Created attachment 630007 [details] [diff] [review] abort if allocation of ClassInfo2WrappedNativeProtoMap or Native2WrappedNativeMap fails I didn't change the allocations to real infallible mallocs, because that's deep in JSDHash, which I obviously don't want to change. Instead, I use the existing failing-catching path to do a runtime abort. https://tbpl.mozilla.org/?tree=Try&rev=9e394ec6678d
Comment on attachment 630007 [details] [diff] [review] abort if allocation of ClassInfo2WrappedNativeProtoMap or Native2WrappedNativeMap fails Please add a comment explaining why we're doing this.
Thanks for the review. I added a comment. We can leave any sort of nicer handling of these problems to a followup. https://hg.mozilla.org/integration/mozilla-inbound/rev/d9b3c4577c5a
Comment on attachment 630007 [details] [diff] [review] abort if allocation of ClassInfo2WrappedNativeProtoMap or Native2WrappedNativeMap fails I guess we should land this where the crashes are happening. I didn't see many on Nightly when I looked. [Approval Request Comment] Bug caused by (feature/regressing bug #): This may help ferret out some weird Fennec Native top crashes by making them crash closer to where things go bad. User impact if declined: well, it will impede crash investigation. Testing completed (on m-c, etc.): its been on m-c for about a week. Risk to taking this patch (and alternatives if risky): low. If we reach this code, we're doomed anyways. String or UUID changes made by this patch: none.

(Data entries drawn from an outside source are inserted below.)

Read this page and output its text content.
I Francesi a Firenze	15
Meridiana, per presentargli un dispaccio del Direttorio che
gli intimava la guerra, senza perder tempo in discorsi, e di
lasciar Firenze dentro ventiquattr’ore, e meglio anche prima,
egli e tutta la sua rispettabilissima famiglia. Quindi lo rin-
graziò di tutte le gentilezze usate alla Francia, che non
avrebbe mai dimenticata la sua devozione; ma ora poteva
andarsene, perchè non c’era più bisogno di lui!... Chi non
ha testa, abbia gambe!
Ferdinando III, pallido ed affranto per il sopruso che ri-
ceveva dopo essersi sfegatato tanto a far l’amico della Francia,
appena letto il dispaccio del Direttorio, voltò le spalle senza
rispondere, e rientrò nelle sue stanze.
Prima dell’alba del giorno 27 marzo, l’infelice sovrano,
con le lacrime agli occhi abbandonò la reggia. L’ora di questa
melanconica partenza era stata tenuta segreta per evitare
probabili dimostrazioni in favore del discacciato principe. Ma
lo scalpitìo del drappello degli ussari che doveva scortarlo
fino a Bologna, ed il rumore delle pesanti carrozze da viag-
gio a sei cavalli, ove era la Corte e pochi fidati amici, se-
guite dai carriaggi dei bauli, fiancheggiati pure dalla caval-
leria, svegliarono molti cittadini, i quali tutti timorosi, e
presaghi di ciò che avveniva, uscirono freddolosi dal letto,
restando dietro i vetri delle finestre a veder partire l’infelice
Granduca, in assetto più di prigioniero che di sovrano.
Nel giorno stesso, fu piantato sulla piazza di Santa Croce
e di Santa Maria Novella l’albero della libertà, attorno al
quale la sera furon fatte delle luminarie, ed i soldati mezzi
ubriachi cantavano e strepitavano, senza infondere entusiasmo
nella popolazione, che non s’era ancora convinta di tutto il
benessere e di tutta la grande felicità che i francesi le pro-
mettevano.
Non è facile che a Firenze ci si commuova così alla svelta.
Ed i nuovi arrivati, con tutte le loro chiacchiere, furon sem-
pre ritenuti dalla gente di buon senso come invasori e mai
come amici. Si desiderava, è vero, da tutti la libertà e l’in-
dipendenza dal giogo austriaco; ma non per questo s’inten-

Comment on attachment 630007 [details] [diff] [review] abort if allocation of ClassInfo2WrappedNativeProtoMap or Native2WrappedNativeMap fails Seeing if we want this for FN14/14.0.1, but already approving for Aurora.
Comment on attachment 630007 [details] [diff] [review] abort if allocation of ClassInfo2WrappedNativeProtoMap or Native2WrappedNativeMap fails scoobidiver says these crashes have gone away in 14.0b7, so no need to land this patch in beta.
Already in Aurora, which is all we want